Der Bahnhof der Kurfürstendammlinie wurde 1910-13 von Alfred Grenander gebaut. Die U-Bahnlinie hatte die damals selbständige Großstadt Charlottenburg verlangt als Kompensation für die Linie 2 durch Wilmersdorf nach Zehlendorf, weil man eine Abwanderung der vermögenden Steuerzahler aus Charlottenburg befürchtete. Die Kurfürstendammlinie sollte ursprünglich unter dem gesamten Kurfürstendamm bis nach Grunewald führen. Der U-Bahnhof Adenauerplatz ist als Kreuzungsbahnhof angelegt, um diese Option auch für die Zukunft offen zu halten.

Kurfürstendamm 213

Hier befand sich von 1898 bis 2000 das Café Möhring. Die Schließung löste heftige öffentliche Debatten über den Niedergang der Caféhauskultur am Kurfürstendamm aus.

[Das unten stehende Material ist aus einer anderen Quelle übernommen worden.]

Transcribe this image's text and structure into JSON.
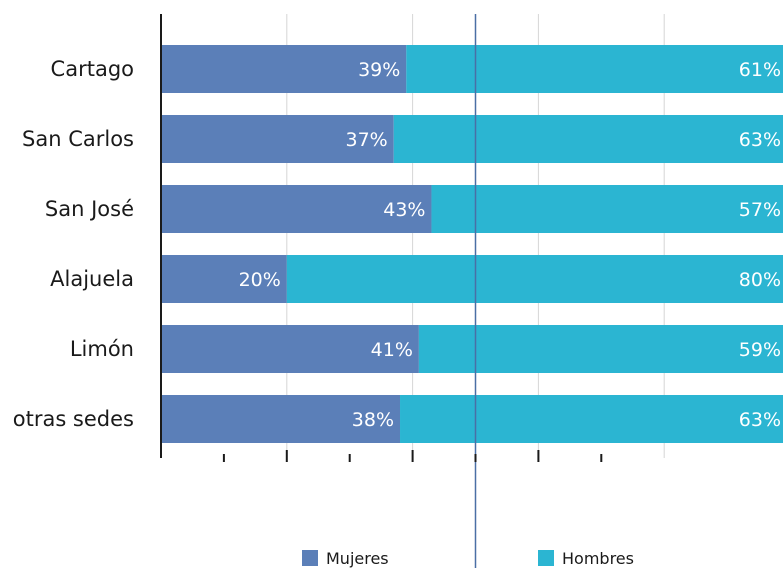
{
  "chart_data": {
    "type": "bar",
    "orientation": "horizontal",
    "stacked": true,
    "title": "",
    "xlabel": "",
    "ylabel": "",
    "xlim": [
      0,
      100
    ],
    "grid": true,
    "legend_position": "bottom",
    "categories": [
      "Cartago",
      "San Carlos",
      "San José",
      "Alajuela",
      "Limón",
      "otras sedes"
    ],
    "series": [
      {
        "name": "Mujeres",
        "color": "#5b7fb8",
        "values": [
          39,
          37,
          43,
          20,
          41,
          38
        ],
        "labels": [
          "39%",
          "37%",
          "43%",
          "20%",
          "41%",
          "38%"
        ]
      },
      {
        "name": "Hombres",
        "color": "#2bb5d2",
        "values": [
          61,
          63,
          57,
          80,
          59,
          63
        ],
        "labels": [
          "61%",
          "63%",
          "57%",
          "80%",
          "59%",
          "63%"
        ]
      }
    ],
    "reference_line": 50
  }
}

Die Galerie Brusberg residiert hier seit 1982.

Kurfürstendamm 35

Lotte Jacobi

Lotte Jacobi wurde am 17.8.1896 in Thorn in Westpreußen in eine jüdisch-liberale Familie geboren. Als sie 12 war, schenkte ihr Vater ihr eine Fotokamera. Er führte wie schon seine Eltern und Großeltern ein Fotoatelier in Posen und weihte seine Tochter in die Geheimnisse der Fotokunst ein. 1921 eröffnete er in Charlottenburg in der Augsburger Straße 23 ein Atelier, wo sie weiterhin lernte und mitarbeitete.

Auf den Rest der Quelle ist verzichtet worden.